U.S. Bureau of Reclamation Northwest Regional Director Lorri Lee signed a contract with the East Columbia Basin Irrigation District to deliver 30,000 acre-feet of water through the East Low Canal from the Lake Roosevelt Project to 10,000 acres of cropland.
Washington Department of Ecology Director Maia Bellon then presented Lee with a secondary use permit allowing 164,000 acre-feet of Columbia River water to be delivered to 70,000 acres of farmland that now rely on the declining Odessa Subarea aquifer. She said the aquifer had declined 200 feet over the last 30 years.
The water will support $200 million of irrigated crops annually, Bellon said.
“We’re delivering today real, wet water as early as the end of this year for farmers in the Odessa Subbasin,” she said. “We’re assuring that others down the line will also receive much-needed, valuable water.”
East Columbia Basin Irrigation District manager Craig Simpson said more than $26 million from the state was available to begin improving the East Low Canal.
The district is looking for additional funding to complete the construction. The total cost is unknown, Simpson said, until bids for construction of additional siphons, radial gates and work on bridges have been received.
Any infrastructure improvements that the government isn’t paying for will be paid for by landowners, irrigation district development coordinator Levi Johnson said. The district will use a revenue bond to install pump stations and pipelines and complete siphon or bridge work.

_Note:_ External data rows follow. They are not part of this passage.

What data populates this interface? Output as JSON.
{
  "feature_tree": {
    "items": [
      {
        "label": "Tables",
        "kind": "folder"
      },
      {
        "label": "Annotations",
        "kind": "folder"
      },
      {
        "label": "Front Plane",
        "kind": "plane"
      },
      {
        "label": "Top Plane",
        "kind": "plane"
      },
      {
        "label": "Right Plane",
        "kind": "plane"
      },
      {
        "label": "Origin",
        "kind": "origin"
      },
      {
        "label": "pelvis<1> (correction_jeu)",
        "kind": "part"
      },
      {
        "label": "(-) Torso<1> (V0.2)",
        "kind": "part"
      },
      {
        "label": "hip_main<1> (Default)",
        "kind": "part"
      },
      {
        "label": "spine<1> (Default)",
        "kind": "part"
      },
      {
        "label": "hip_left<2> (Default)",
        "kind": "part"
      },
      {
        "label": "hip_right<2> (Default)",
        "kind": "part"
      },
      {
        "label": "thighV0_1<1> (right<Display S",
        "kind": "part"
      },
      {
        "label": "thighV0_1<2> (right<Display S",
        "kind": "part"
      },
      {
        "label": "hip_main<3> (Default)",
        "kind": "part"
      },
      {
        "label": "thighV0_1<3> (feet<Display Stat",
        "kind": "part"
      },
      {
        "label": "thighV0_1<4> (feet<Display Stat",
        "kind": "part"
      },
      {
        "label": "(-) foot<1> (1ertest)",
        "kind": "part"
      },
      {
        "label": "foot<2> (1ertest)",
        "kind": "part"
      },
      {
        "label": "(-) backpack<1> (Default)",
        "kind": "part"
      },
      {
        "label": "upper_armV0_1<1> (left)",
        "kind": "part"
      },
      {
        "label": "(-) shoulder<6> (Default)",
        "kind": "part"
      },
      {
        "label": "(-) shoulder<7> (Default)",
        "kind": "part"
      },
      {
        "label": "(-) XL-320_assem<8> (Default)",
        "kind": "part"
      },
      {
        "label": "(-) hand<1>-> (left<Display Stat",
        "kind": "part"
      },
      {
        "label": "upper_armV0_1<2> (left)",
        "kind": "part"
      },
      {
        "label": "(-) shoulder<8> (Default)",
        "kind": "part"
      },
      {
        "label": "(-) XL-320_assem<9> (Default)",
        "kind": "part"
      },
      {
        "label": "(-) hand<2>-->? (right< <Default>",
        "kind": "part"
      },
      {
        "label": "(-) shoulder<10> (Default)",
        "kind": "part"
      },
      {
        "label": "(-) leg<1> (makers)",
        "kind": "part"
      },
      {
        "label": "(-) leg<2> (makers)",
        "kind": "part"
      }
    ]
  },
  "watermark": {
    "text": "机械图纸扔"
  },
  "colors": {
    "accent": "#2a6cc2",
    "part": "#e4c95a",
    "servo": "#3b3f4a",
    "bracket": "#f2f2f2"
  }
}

A U.S. Bureau of Reclamation feasibility study estimated the cost of the project at $700 million, meaning landowners would have to pay roughly $10,000 per acre.
“From our anecdotal evidence and questionnaires and surveys of the landowners we’re going to be serving, it’s too expensive for them,” Johnson said. “If we can bring that down to half, they might be willing to consider it.”
The district has identified most landowners who are interested and eligible, and is drawing up preliminary designs and estimating costs.
The board of directors wants to consider the costs of delivering water to every eligible farm in the Odessa Subarea, which totals about 102,000 acres. The current project can deliver water to 88,000 acres, Johnson said.
“We will continue to try to find solutions to deliver water to all of the congressionally authorized lands in the Columbia Basin Project,” Simpson said.
There could be an option to give a point of delivery a mile or two from the property of farmers who are too far out to be economical, Johnson said. The farmer would be responsible for acquiring easements and installing his system.
Johnson hopes to present rough cost estimates at the next landowner meeting, which has yet to be scheduled.